À n’en pas douter, la suspension des démarches pour la ratification du ptp, une des deux composantes de la stratégie du pivot des États-Unis, peut être vue comme un acte manqué de l’administration Obama. Alors qu’en 2009 la marge de manoeuvre de Washington dans la région était bien plus importante qu’elle ne l’est aujourd’hui, les avancées américaines en Asie restent mitigées. Le basculement du champ d’intérêt « naturel » des États-Unis vers l’Asie doit être fortement relativisé. Quant à l’émergence d’un immense ensemble américano-asiatique, nouveau « coeur économique » du monde, il ne se fera sans doute jamais, du moins pas en prenant les traits du ptp actuel. Sous la présidence d’Obama, Beijing a considérablement renforcé sa présence et sa puissance en Asie. Les signes sont nombreux. Avec le deuxième pib mondial depuis 2010, la République populaire de Chine a mis sur pied les contours d’une zone de libre-échange avec l’Asean, mis en place l’aiib et multiplié les projets économiques et commerciaux dans son voisinage à travers des accords bilatéraux, y compris avec son ennemi de toujours, Taiwan (République de Chine). Dans le même temps, la puissance militaire, maritime surtout, de la Chine a considérablement augmenté, au point de devenir un potentiel concurrent aux forces américaines dans la région. Enfin, les ambitions chinoises, caractérisées par la ligne des neuf (désormais dix) traits et les revendications territoriales et maritimes en mer de Chine orientale et méridionale, marquent une rupture avec une posture traditionnellement plus discrète (Courmont 2016).
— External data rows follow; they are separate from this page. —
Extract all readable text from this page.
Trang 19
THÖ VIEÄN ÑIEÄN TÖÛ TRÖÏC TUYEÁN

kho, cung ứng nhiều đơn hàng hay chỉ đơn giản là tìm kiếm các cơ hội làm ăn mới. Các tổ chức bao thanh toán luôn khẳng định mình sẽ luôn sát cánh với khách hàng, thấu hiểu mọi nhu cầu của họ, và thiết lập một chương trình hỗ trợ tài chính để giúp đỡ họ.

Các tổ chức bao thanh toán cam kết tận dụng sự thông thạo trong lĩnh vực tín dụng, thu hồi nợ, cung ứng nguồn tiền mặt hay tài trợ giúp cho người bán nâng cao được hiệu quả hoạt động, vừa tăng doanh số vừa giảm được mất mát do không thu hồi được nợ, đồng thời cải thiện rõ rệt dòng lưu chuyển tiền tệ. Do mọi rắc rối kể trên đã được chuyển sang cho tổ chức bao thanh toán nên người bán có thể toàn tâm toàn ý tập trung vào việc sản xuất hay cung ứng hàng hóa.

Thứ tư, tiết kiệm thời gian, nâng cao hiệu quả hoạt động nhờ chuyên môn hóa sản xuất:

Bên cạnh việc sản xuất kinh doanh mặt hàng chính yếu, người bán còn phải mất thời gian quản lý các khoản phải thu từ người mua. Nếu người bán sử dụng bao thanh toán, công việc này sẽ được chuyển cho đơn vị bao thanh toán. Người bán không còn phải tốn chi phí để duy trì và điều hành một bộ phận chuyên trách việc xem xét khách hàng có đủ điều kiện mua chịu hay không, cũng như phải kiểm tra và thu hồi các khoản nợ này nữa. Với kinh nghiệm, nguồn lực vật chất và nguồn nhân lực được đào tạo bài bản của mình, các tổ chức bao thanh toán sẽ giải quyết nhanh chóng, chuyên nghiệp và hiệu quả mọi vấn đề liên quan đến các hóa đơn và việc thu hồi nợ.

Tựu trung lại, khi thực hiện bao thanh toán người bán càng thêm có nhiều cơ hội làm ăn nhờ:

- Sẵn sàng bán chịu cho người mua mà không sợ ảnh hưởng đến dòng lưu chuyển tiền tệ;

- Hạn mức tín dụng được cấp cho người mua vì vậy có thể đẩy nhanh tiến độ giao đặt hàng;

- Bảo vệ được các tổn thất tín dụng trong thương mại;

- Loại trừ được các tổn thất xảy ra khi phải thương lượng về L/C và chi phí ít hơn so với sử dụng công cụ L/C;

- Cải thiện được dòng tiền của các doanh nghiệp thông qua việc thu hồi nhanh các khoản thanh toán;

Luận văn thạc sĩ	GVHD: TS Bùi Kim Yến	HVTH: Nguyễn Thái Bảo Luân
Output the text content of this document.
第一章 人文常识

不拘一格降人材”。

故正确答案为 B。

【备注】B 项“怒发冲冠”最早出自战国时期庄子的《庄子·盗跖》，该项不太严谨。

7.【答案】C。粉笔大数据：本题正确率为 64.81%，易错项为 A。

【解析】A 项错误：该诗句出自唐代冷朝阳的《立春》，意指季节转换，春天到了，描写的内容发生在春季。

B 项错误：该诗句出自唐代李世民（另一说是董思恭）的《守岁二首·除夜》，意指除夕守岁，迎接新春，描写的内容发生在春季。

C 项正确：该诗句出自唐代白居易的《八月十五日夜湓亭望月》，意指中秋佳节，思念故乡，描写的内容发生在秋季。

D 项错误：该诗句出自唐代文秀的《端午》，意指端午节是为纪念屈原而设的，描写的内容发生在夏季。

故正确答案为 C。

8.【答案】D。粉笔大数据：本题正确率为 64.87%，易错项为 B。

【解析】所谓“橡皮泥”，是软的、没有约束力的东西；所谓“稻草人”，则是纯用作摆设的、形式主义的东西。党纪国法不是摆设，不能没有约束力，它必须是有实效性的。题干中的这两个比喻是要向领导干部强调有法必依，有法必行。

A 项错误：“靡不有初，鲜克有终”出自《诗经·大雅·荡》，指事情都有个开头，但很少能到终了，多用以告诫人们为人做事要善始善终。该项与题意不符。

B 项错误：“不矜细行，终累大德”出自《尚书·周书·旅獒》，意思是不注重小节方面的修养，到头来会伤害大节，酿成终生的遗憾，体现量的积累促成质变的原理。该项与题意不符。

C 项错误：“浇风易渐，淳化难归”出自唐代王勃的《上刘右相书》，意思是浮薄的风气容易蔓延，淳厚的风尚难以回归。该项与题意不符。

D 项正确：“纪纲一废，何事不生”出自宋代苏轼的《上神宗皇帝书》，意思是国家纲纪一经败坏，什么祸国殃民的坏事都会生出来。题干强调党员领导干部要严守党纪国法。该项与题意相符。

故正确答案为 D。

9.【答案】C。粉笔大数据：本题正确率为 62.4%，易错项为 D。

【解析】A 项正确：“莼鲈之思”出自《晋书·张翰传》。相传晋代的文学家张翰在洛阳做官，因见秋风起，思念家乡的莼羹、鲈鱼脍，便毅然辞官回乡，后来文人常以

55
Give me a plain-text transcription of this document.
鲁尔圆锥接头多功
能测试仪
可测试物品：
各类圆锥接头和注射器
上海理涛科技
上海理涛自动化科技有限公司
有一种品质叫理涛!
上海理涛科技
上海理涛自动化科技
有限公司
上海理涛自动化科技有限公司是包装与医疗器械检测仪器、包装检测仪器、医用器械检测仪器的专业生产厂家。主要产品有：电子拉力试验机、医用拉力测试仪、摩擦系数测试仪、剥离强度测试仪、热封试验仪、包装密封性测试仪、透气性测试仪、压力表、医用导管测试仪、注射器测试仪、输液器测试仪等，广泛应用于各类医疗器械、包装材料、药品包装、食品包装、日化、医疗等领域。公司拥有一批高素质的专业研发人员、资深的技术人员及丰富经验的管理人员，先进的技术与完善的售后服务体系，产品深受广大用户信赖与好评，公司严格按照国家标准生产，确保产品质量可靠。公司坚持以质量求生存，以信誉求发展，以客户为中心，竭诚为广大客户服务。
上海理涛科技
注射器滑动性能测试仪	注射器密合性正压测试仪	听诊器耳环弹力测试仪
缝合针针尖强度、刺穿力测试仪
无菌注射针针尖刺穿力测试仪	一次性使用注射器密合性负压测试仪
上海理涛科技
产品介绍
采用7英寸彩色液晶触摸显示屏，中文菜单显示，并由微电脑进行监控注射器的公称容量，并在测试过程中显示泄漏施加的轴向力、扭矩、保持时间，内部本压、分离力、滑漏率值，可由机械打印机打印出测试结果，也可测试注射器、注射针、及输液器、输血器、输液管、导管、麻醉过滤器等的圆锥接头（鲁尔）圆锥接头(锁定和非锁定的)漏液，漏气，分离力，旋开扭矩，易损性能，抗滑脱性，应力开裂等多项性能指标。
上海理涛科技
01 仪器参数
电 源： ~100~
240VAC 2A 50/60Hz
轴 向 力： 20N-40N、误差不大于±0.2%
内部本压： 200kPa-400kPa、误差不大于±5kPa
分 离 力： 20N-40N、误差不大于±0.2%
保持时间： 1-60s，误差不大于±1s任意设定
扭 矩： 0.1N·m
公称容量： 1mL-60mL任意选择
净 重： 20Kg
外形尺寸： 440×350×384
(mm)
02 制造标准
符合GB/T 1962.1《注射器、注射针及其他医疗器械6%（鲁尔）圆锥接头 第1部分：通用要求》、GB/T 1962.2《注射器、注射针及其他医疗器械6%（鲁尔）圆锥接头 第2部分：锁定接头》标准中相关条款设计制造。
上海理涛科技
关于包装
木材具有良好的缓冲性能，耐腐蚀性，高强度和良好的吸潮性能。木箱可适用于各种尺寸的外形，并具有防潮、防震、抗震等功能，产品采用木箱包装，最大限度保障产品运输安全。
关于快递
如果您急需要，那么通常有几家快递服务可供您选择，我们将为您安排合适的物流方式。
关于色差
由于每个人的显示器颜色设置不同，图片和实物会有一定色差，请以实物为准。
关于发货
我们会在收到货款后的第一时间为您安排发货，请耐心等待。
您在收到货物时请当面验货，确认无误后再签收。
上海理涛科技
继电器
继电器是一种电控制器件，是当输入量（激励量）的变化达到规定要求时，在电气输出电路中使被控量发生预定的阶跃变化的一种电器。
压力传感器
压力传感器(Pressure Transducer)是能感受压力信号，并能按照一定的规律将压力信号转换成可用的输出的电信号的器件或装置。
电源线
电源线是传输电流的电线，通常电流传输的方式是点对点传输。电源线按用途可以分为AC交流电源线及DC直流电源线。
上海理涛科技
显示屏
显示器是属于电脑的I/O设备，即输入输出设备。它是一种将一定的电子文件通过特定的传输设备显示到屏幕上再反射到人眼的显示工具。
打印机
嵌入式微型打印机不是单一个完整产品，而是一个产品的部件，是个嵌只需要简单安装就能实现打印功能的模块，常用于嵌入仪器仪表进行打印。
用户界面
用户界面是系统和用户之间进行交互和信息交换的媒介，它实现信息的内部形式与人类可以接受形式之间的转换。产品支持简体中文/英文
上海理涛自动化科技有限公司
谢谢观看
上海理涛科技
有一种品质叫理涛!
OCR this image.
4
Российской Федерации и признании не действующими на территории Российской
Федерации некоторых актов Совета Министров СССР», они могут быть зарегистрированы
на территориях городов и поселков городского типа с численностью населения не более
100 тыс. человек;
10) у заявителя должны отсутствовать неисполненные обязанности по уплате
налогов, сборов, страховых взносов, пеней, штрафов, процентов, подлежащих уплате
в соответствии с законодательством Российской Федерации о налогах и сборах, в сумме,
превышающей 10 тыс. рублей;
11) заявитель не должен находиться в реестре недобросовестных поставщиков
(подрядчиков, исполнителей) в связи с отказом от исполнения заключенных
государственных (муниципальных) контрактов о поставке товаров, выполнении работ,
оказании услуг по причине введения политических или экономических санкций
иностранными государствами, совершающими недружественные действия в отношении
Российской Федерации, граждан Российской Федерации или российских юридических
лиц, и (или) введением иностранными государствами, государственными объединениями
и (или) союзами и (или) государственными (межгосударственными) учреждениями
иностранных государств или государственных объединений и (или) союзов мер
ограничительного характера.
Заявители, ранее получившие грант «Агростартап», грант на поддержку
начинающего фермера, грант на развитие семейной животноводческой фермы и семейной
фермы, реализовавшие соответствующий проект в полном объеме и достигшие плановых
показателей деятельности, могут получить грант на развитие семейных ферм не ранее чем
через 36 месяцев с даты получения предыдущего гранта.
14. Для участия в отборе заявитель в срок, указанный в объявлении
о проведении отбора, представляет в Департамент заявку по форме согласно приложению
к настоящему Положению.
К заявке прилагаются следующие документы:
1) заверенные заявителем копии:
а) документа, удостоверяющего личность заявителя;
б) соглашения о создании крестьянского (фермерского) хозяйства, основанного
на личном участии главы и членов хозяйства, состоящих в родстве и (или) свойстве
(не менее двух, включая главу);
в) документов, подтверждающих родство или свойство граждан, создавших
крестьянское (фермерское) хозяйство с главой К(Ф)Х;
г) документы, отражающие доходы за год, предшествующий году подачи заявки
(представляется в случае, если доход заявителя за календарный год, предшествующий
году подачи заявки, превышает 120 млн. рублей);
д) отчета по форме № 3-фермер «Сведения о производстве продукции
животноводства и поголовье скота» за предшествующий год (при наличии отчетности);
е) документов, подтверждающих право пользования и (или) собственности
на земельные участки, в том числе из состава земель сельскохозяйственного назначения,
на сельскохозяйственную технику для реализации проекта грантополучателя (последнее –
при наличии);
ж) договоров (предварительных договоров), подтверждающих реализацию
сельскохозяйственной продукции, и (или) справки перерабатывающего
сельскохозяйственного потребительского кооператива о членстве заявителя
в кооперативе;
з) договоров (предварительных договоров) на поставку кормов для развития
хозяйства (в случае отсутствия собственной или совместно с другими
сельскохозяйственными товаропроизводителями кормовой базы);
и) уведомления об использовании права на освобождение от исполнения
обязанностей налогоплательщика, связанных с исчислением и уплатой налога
Néanmoins, si la tendance actuelle penche fortement vers une perte d’hégémonie économique en Asie, il n’est pas question pour les États-Unis (et Donald Trump) de laisser la direction géostratégique et navale à la Chine. L’us Navy est considérée comme la seule marine au monde véritablement globale, c’est-à-dire comme une thalassocratie[14] capable d’atteindre tout point dans le monde pour y exécuter une mission de manière durable et décisive (Courmont 2010). Néanmoins, Washington a vu son hégémonie politique et économique de plus en plus disputée par Beijing au cours des dernières années. Dans ce contexte, la volonté de Trump de rechercher un accord avec la Russie, avec l’intention d’écarter Moscou de la Chine, vers laquelle il annonce des mesures économiques, pourrait bel et bien déboucher à terme sur un renforcement de la présence militaire étatsunienne dans la région Asie-Pacifique. Aujourd’hui, et sans doute davantage demain, non seulement Washington perd progressivement le contrôle de cette zone, mais les Chinois mènent avec les Russes, à travers l’Organisation de coopération de Shanghai (Mottet 2014), la construction d’un réseau de partenariat économique et financier majeur concernant tous les pays de la région.

Conclusion

En ne voulant pas coordonner la ratification du ptp, les États d’Asie du Sud-Est n’ont pas permis d’appuyer la procédure accélérée voulue par Barack Obama avant la fin de son mandat présidentiel ni de mettre la pression sur le Congrès américain. La Maison-Blanche a finalement décidé de suspendre la ratification du ptp en laissant la poursuite des débats sur cette question à la nouvelle administration, qui a décidé de se retirer de l’accord en janvier 2017. Le mal est fait : l’Amérique de Donald Trump apparaît désormais comme un partenaire commercial peu fiable, au contraire de la Chine de Xi Jinping. Loin des fastes de la signature du ptp, l’enthousiasme manque désormais à l’appel du côté de l’Asean, d’autant que le retrait américain du ptp offre à l’Asie du Sud-Est une chance inespérée de faire de l’aec et du rcep les moteurs des échanges commerciaux en Asie de l’Est et d’ainsi permettre à l’Asean de devenir (enfin) un acteur institutionnel central dans la région.